Kids in Uvalde Don’t Want To Go Back to School – Who Can Blame Them?

Evgeny Atamanenko /

School shootings are unlike most other incidents that can bring about PTSD. Inside the school is where a child is supposed to feel incredibly safe. The worries and concerns of outside life are cast away as they focus on learning. Elementary students, especially, tend to have even harsher reactions when they survive such a thing, and it makes complete sense.

When people like Tina Quintanilla-Taylor and her 9-year-old daughter Mehle drive past the new school where she’ll be attending, the last thing this child should be thinking about is how safe it is from threats. Yet, that’s exactly where her young mind went. While the former building is permanently closed, it doesn’t ease her mind. This new building looks clean and welcoming, but to Mehle, the fence is “skinny” and easily climbed. She told her mother “I don’t feel safe.”
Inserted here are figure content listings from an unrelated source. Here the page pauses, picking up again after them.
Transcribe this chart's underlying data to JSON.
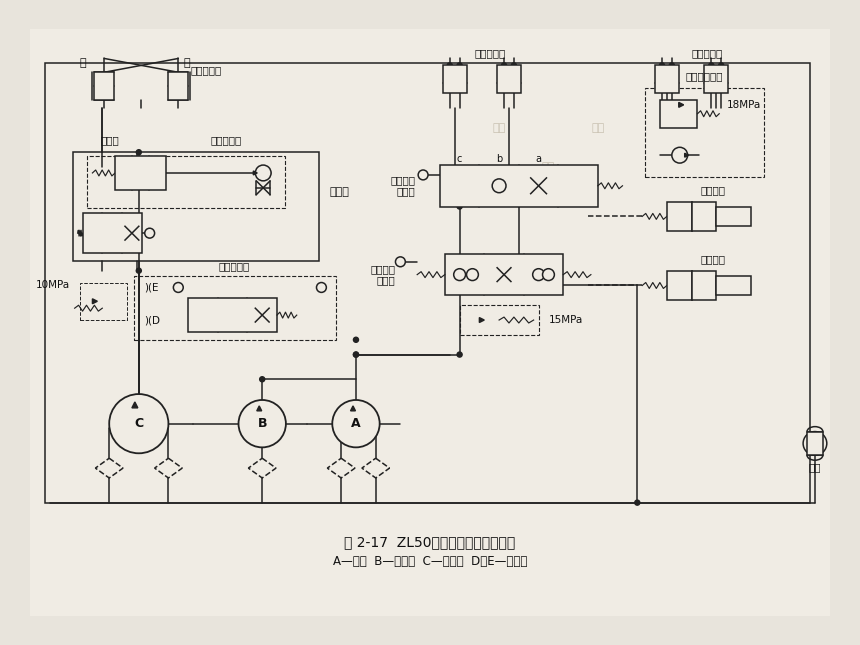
{
  "title": "图 2-17  ZL50装载机液压系统原理图",
  "subtitle": "A—主泵  B—辅助泵  C—转向泵  D、E—节流口",
  "bg_color": "#e8e4dc",
  "paper_color": "#f0ece4",
  "line_color": "#222222",
  "label_color": "#111111",
  "labels": {
    "left": "左",
    "right": "右",
    "steering_cyl": "转向液压缸",
    "boom_cyl": "动臂液压缸",
    "bucket_cyl": "铲斗液压缸",
    "lock_valve": "锁紧阀",
    "check_throttle": "单向节流阀",
    "steering_valve": "转向阀",
    "flow_control": "流量控制阀",
    "pressure_10": "10MPa",
    "four_pos_six_1": "四位六通",
    "four_pos_six_2": "换向阀",
    "three_pos_six_1": "三位六通",
    "three_pos_six_2": "换向阀",
    "dual_safety": "双作用安全阀",
    "pressure_18": "18MPa",
    "pressure_15": "15MPa",
    "solenoid_1": "电磁气阀",
    "solenoid_2": "电磁气阀",
    "air_tank": "气罐",
    "pump_A": "A",
    "pump_B": "B",
    "pump_C": "C",
    "throttle_D": "D",
    "throttle_E": "E",
    "pos_a": "a",
    "pos_b": "b",
    "pos_c": "c"
  },
  "figsize": [
    8.6,
    6.45
  ],
  "dpi": 100
}
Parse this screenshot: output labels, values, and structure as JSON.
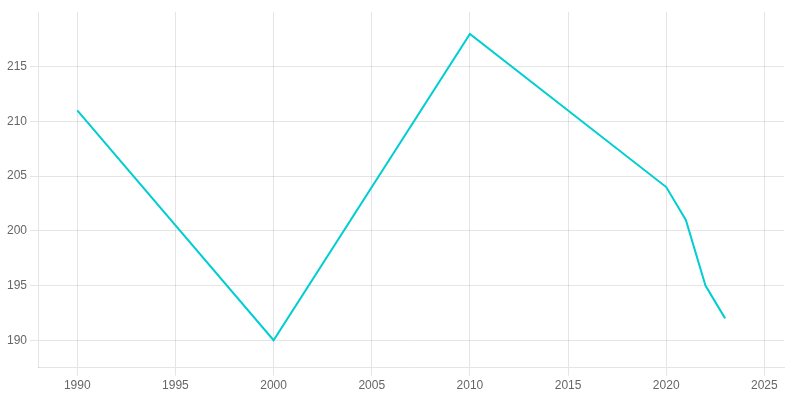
{
  "chart_data": {
    "type": "line",
    "x": [
      1990,
      2000,
      2010,
      2020,
      2021,
      2022,
      2023
    ],
    "values": [
      211,
      190,
      218,
      204,
      201,
      195,
      192
    ],
    "color": "#00CED1",
    "xlim": [
      1988,
      2026
    ],
    "ylim": [
      187.5,
      220
    ],
    "xticks": [
      1990,
      1995,
      2000,
      2005,
      2010,
      2015,
      2020,
      2025
    ],
    "yticks": [
      190,
      195,
      200,
      205,
      210,
      215
    ],
    "grid": true
  }
}
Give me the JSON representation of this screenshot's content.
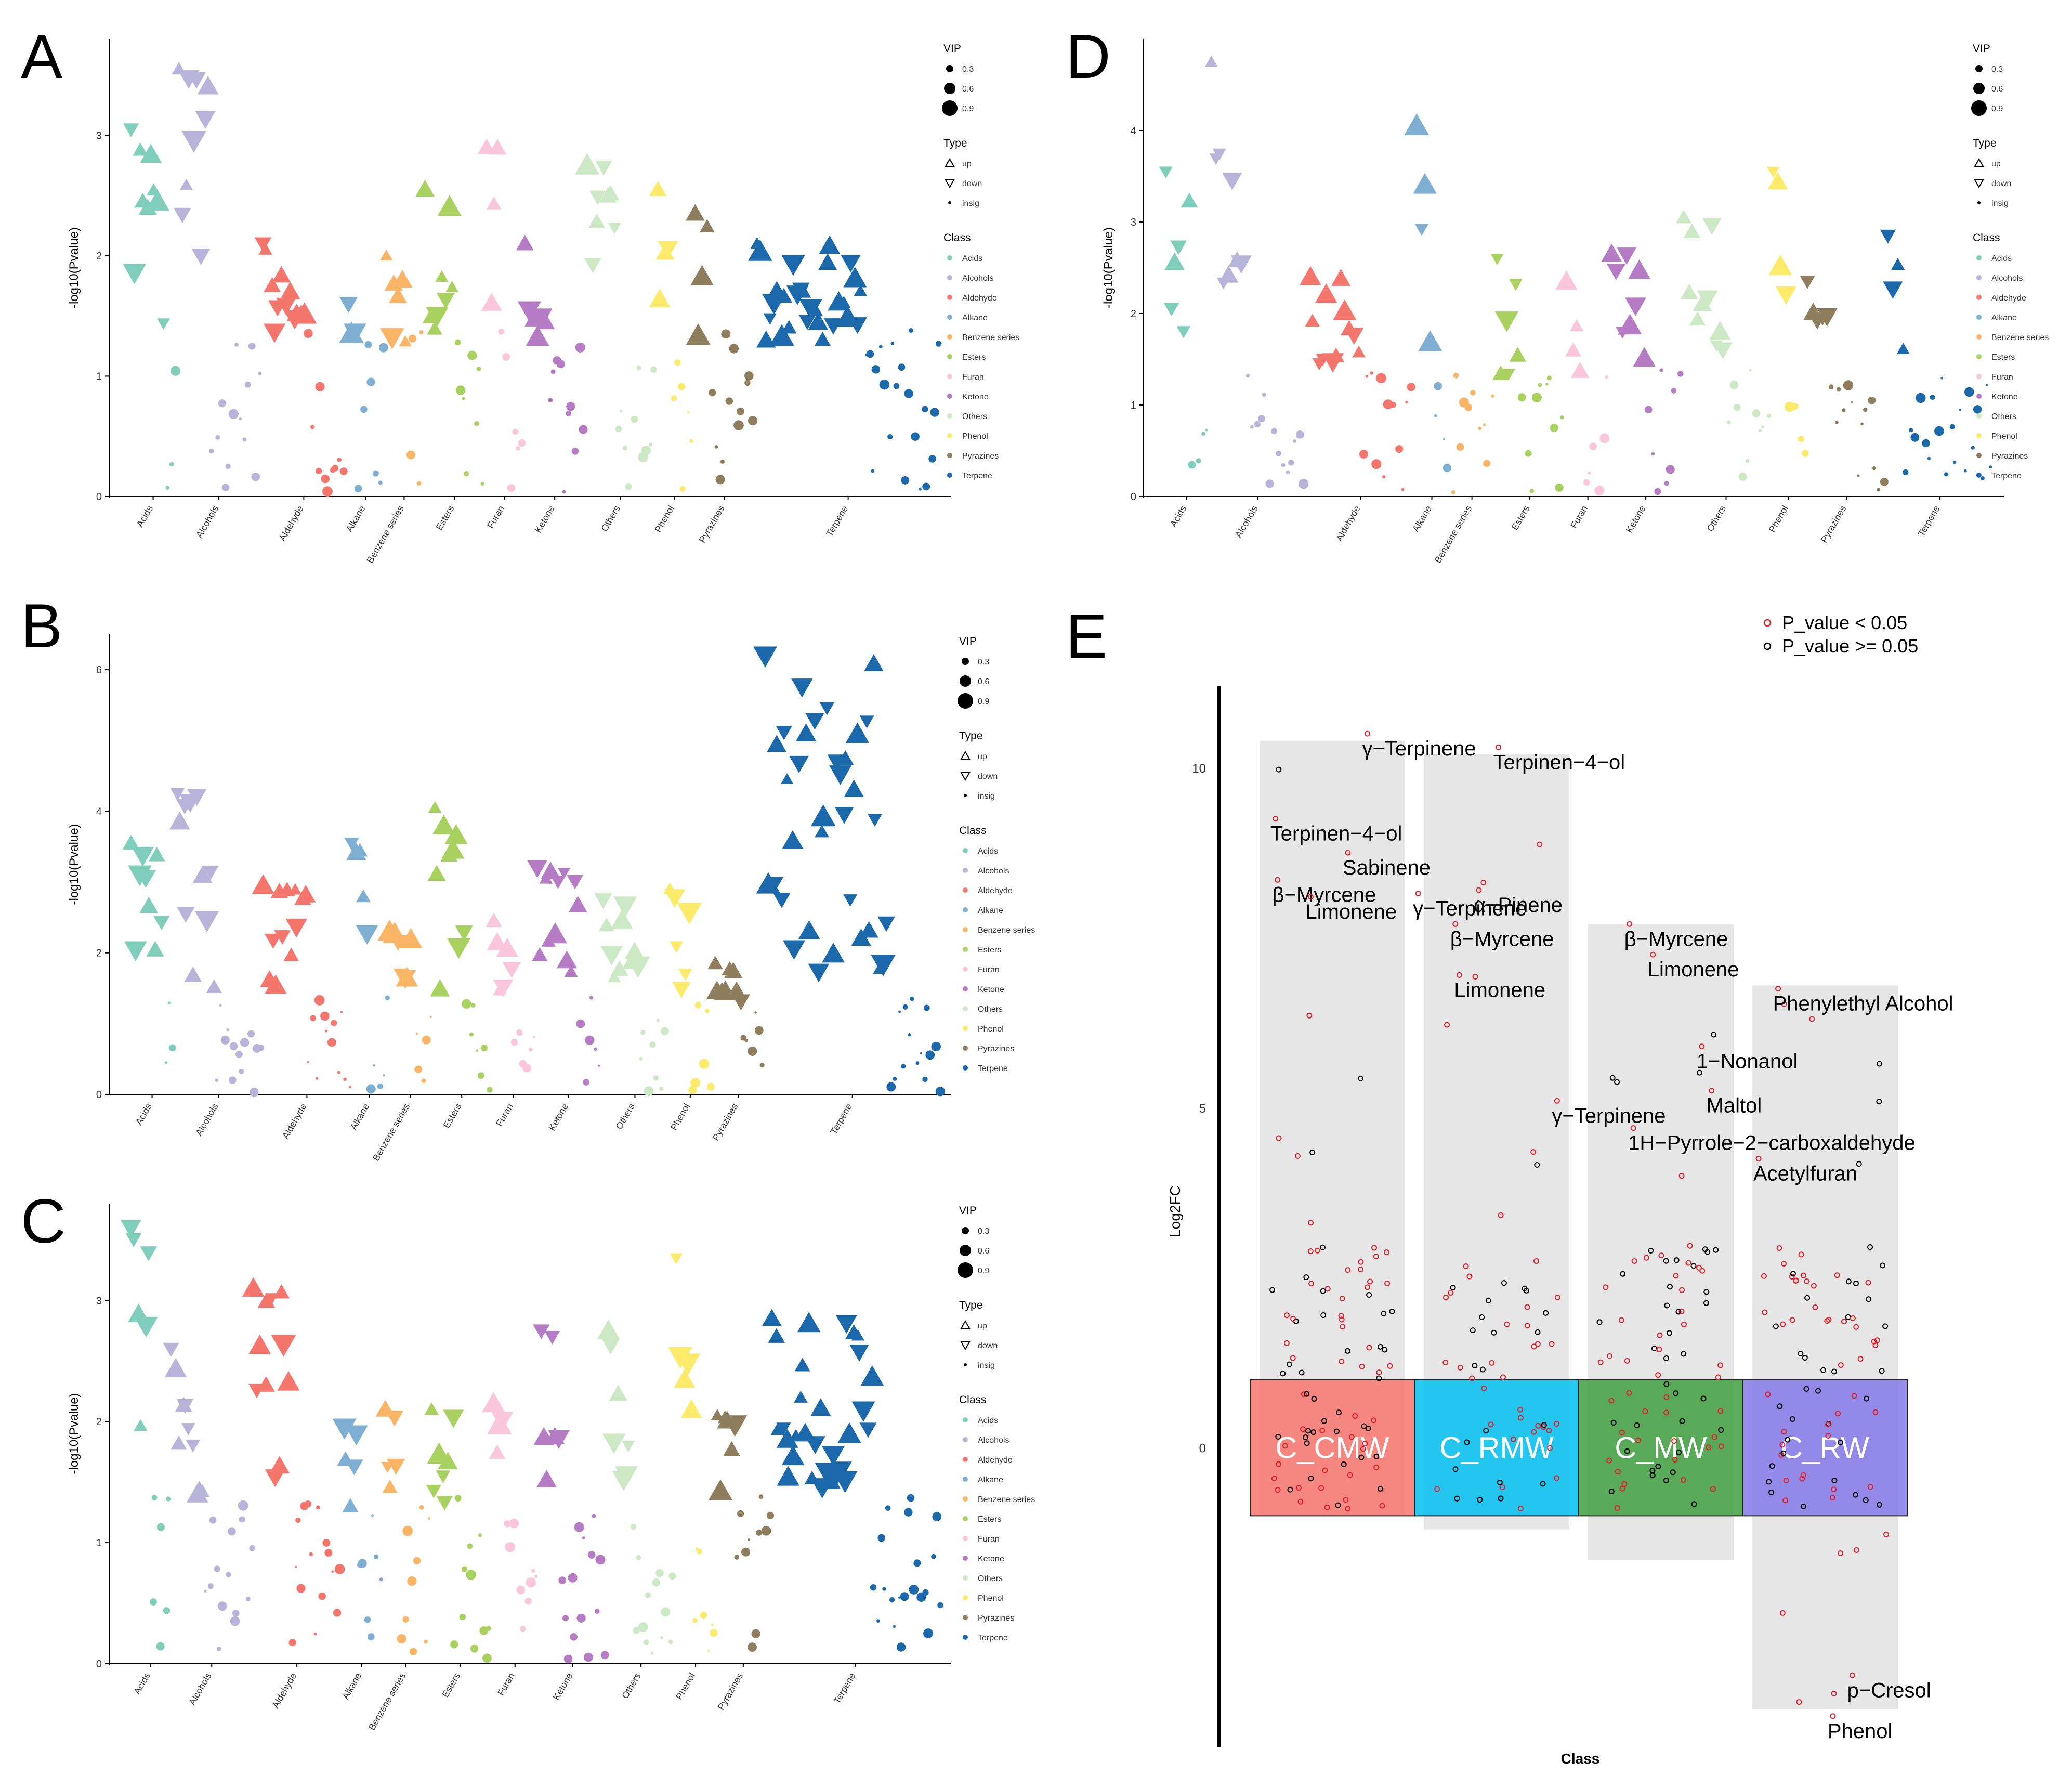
{
  "figure_labels": {
    "a": "A",
    "b": "B",
    "c": "C",
    "d": "D",
    "e": "E"
  },
  "legend_titles": {
    "vip": "VIP",
    "type": "Type",
    "class": "Class"
  },
  "vip_levels": [
    "0.3",
    "0.6",
    "0.9"
  ],
  "type_levels": [
    "up",
    "down",
    "insig"
  ],
  "class_names": [
    "Acids",
    "Alcohols",
    "Aldehyde",
    "Alkane",
    "Benzene series",
    "Esters",
    "Furan",
    "Ketone",
    "Others",
    "Phenol",
    "Pyrazines",
    "Terpene"
  ],
  "class_colors": {
    "Acids": "#7FCDBB",
    "Alcohols": "#B8B3D8",
    "Aldehyde": "#F5766D",
    "Alkane": "#7FAED3",
    "Benzene series": "#F9B466",
    "Esters": "#A8D160",
    "Furan": "#F9C6DC",
    "Ketone": "#B57BC4",
    "Others": "#CDE8C5",
    "Phenol": "#FCEB6B",
    "Pyrazines": "#8E7E5E",
    "Terpene": "#1B69AA"
  },
  "chart_data": [
    {
      "id": "A",
      "type": "scatter",
      "ylabel": "-log10(Pvalue)",
      "ylim": [
        0,
        3.8
      ],
      "yticks": [
        0,
        1,
        2,
        3
      ],
      "categories": [
        "Acids",
        "Alcohols",
        "Aldehyde",
        "Alkane",
        "Benzene series",
        "Esters",
        "Furan",
        "Ketone",
        "Others",
        "Phenol",
        "Pyrazines",
        "Terpene"
      ],
      "xlabels": [
        "Acids",
        "Alcohols",
        "Aldehyde",
        "Alkane",
        "Benzene series",
        "Esters",
        "Furan",
        "Ketone",
        "Others",
        "Phenol",
        "Pyrazines",
        "Terpene"
      ],
      "counts": [
        12,
        22,
        22,
        10,
        10,
        16,
        10,
        16,
        18,
        10,
        16,
        48
      ],
      "sig_counts": [
        9,
        9,
        12,
        3,
        6,
        8,
        4,
        6,
        8,
        4,
        4,
        28
      ],
      "max_y": [
        3.05,
        3.55,
        2.1,
        1.6,
        2.0,
        2.55,
        2.9,
        2.1,
        2.75,
        2.55,
        2.35,
        2.1
      ],
      "seed": 11
    },
    {
      "id": "B",
      "type": "scatter",
      "ylabel": "-log10(Pvalue)",
      "ylim": [
        0,
        6.5
      ],
      "yticks": [
        0,
        2,
        4,
        6
      ],
      "categories": [
        "Acids",
        "Alcohols",
        "Aldehyde",
        "Alkane",
        "Benzene series",
        "Esters",
        "Furan",
        "Ketone",
        "Others",
        "Phenol",
        "Pyrazines",
        "Terpene"
      ],
      "xlabels": [
        "Acids",
        "Alcohols",
        "Aldehyde",
        "Alkane",
        "Benzene series",
        "Esters",
        "Furan",
        "Ketone",
        "Others",
        "Phenol",
        "Pyrazines",
        "Terpene"
      ],
      "counts": [
        12,
        24,
        24,
        10,
        12,
        16,
        12,
        18,
        18,
        12,
        14,
        48
      ],
      "sig_counts": [
        9,
        11,
        12,
        5,
        7,
        9,
        6,
        12,
        10,
        6,
        8,
        34
      ],
      "max_y": [
        3.55,
        4.25,
        2.95,
        3.55,
        2.3,
        4.05,
        2.45,
        3.2,
        2.75,
        2.9,
        1.85,
        6.2
      ],
      "seed": 23
    },
    {
      "id": "C",
      "type": "scatter",
      "ylabel": "-log10(Pvalue)",
      "ylim": [
        0,
        3.8
      ],
      "yticks": [
        0,
        1,
        2,
        3
      ],
      "categories": [
        "Acids",
        "Alcohols",
        "Aldehyde",
        "Alkane",
        "Benzene series",
        "Esters",
        "Furan",
        "Ketone",
        "Others",
        "Phenol",
        "Pyrazines",
        "Terpene"
      ],
      "xlabels": [
        "Acids",
        "Alcohols",
        "Aldehyde",
        "Alkane",
        "Benzene series",
        "Esters",
        "Furan",
        "Ketone",
        "Others",
        "Phenol",
        "Pyrazines",
        "Terpene"
      ],
      "counts": [
        12,
        24,
        26,
        12,
        14,
        18,
        14,
        20,
        20,
        12,
        16,
        50
      ],
      "sig_counts": [
        6,
        10,
        11,
        5,
        5,
        7,
        4,
        6,
        7,
        5,
        6,
        30
      ],
      "max_y": [
        3.6,
        2.6,
        3.1,
        1.95,
        2.1,
        2.1,
        2.15,
        2.75,
        2.75,
        3.35,
        2.05,
        2.85
      ],
      "seed": 37
    },
    {
      "id": "D",
      "type": "scatter",
      "ylabel": "-log10(Pvalue)",
      "ylim": [
        0,
        5.0
      ],
      "yticks": [
        0,
        1,
        2,
        3,
        4
      ],
      "categories": [
        "Acids",
        "Alcohols",
        "Aldehyde",
        "Alkane",
        "Benzene series",
        "Esters",
        "Furan",
        "Ketone",
        "Others",
        "Phenol",
        "Pyrazines",
        "Terpene"
      ],
      "xlabels": [
        "Acids",
        "Alcohols",
        "Aldehyde",
        "Alkane",
        "Benzene series",
        "Esters",
        "Furan",
        "Ketone",
        "Others",
        "Phenol",
        "Pyrazines",
        "Terpene"
      ],
      "counts": [
        10,
        22,
        24,
        8,
        10,
        16,
        10,
        16,
        20,
        8,
        18,
        24
      ],
      "sig_counts": [
        6,
        8,
        12,
        4,
        0,
        6,
        4,
        8,
        10,
        4,
        5,
        4
      ],
      "max_y": [
        3.55,
        4.75,
        2.4,
        4.05,
        1.6,
        2.6,
        2.35,
        2.65,
        3.05,
        3.55,
        2.35,
        2.85
      ],
      "seed": 53
    },
    {
      "id": "E",
      "type": "scatter",
      "xlabel": "Class",
      "ylabel": "Log2FC",
      "ylim": [
        -4.4,
        11.2
      ],
      "yticks": [
        0,
        5,
        10
      ],
      "groups": [
        "C_CMW",
        "C_RMW",
        "C_MW",
        "C_RW"
      ],
      "group_colors": [
        "#F8766D",
        "#00BFEF",
        "#3E9F3E",
        "#8378E8"
      ],
      "group_ranges": [
        [
          -1.0,
          10.4
        ],
        [
          -1.2,
          10.2
        ],
        [
          -1.65,
          7.7
        ],
        [
          -3.85,
          6.8
        ]
      ],
      "counts": [
        90,
        60,
        80,
        85
      ],
      "legend": [
        "P_value < 0.05",
        "P_value >= 0.05"
      ],
      "legend_colors": [
        "#E0202A",
        "#000000"
      ],
      "annotations": [
        {
          "group": 0,
          "x": 0.52,
          "y": 10.35,
          "text": "γ−Terpinene"
        },
        {
          "group": 0,
          "x": 0.05,
          "y": 9.1,
          "text": "Terpinen−4−ol"
        },
        {
          "group": 0,
          "x": 0.42,
          "y": 8.6,
          "text": "Sabinene"
        },
        {
          "group": 0,
          "x": 0.06,
          "y": 8.2,
          "text": "β−Myrcene"
        },
        {
          "group": 0,
          "x": 0.23,
          "y": 7.95,
          "text": "Limonene"
        },
        {
          "group": 1,
          "x": 0.35,
          "y": 10.15,
          "text": "Terpinen−4−ol"
        },
        {
          "group": 0,
          "x": 0.78,
          "y": 8.0,
          "text": "γ−Terpinene"
        },
        {
          "group": 1,
          "x": 0.25,
          "y": 8.05,
          "text": "α−Pinene"
        },
        {
          "group": 0,
          "x": 0.97,
          "y": 7.55,
          "text": "β−Myrcene"
        },
        {
          "group": 1,
          "x": 0.15,
          "y": 6.8,
          "text": "Limonene"
        },
        {
          "group": 2,
          "x": 0.18,
          "y": 7.55,
          "text": "β−Myrcene"
        },
        {
          "group": 2,
          "x": 0.3,
          "y": 7.1,
          "text": "Limonene"
        },
        {
          "group": 3,
          "x": 0.1,
          "y": 6.6,
          "text": "Phenylethyl Alcohol"
        },
        {
          "group": 2,
          "x": 0.55,
          "y": 5.75,
          "text": "1−Nonanol"
        },
        {
          "group": 1,
          "x": 0.65,
          "y": 4.95,
          "text": "γ−Terpinene"
        },
        {
          "group": 2,
          "x": 0.6,
          "y": 5.1,
          "text": "Maltol"
        },
        {
          "group": 2,
          "x": 0.2,
          "y": 4.55,
          "text": "1H−Pyrrole−2−carboxaldehyde"
        },
        {
          "group": 3,
          "x": 0.0,
          "y": 4.1,
          "text": "Acetylfuran"
        },
        {
          "group": 3,
          "x": 0.48,
          "y": -3.5,
          "text": "p−Cresol"
        },
        {
          "group": 3,
          "x": 0.38,
          "y": -4.1,
          "text": "Phenol"
        }
      ],
      "seed": 71
    }
  ]
}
Students in Uvalde have the option of going to school remotely, and many parents are exercising that option. Others still are looking at private schools. Sacred Heart Catholic Church offers education from kindergarten to sixth grade. This year at their August 15th start date, they already had double the students from last year.

Parents have been consistently showing up to school board meetings to demand further answers and accountability from school and public officials. They want to know why the police failed their children that badly. Why did they hold parents back from trying to save their kids? What they are going to do to ensure this doesn’t happen again? From the sounds of it, little Mehle isn’t ready to accept their new changes as a success.

A legislative committee was convened to investigate the attack. During their investigation, they found serious deficiencies in the school’s readiness for a mass shooting. With internal and external doors that were left unlocked in defiance of school protocol and an insufficient 5-foot fence that was easy for the gunman to scale over, the school failed the students big time.

The committee also made note of the glaring errors in judgment from the police in their policies and decision-making when it counted most. Their idea of giving him over an hour in the school before they even attempted to intervene was a costly one. Investigators for the Texas Department of Public Safety indicated the chief of the school district police force, Pete Arredondo was a complete failure at his job. He failed to follow standard law enforcement training that could have easily ended the conflict sooner and likely saved numerous lives.

With a hearing scheduled for August 24th, it looks likely that Arredondo will be terminated from his position. While he has been on unpaid leave since July, parents and community members have been outraged at the length of time it has taken to terminate him and to name a successor. Likely, it will be someone from an outside agency, and with more experience in such situations.

The district has also delayed its start date to September 6th to ensure students felt as safe as possible with the changes they have made. With a new 8-foot fence being installed, they have also added security cameras, replaced door locks, and increased the staffing of police officers on site. Governor Gregg Abbott has also assigned 30 new state troopers to provide security.

In a video message from the superintendent, Hal Harris outlined the new safety measures for the students. “We are making progress. These are components that will be installed throughout the district, not just in one campus or two campuses.”

Parents, meanwhile, contend that the progress has been incredibly slow, and they worry it won’t be completed before the first day of classes begins. If it’s not, who can blame them for keeping their kids home?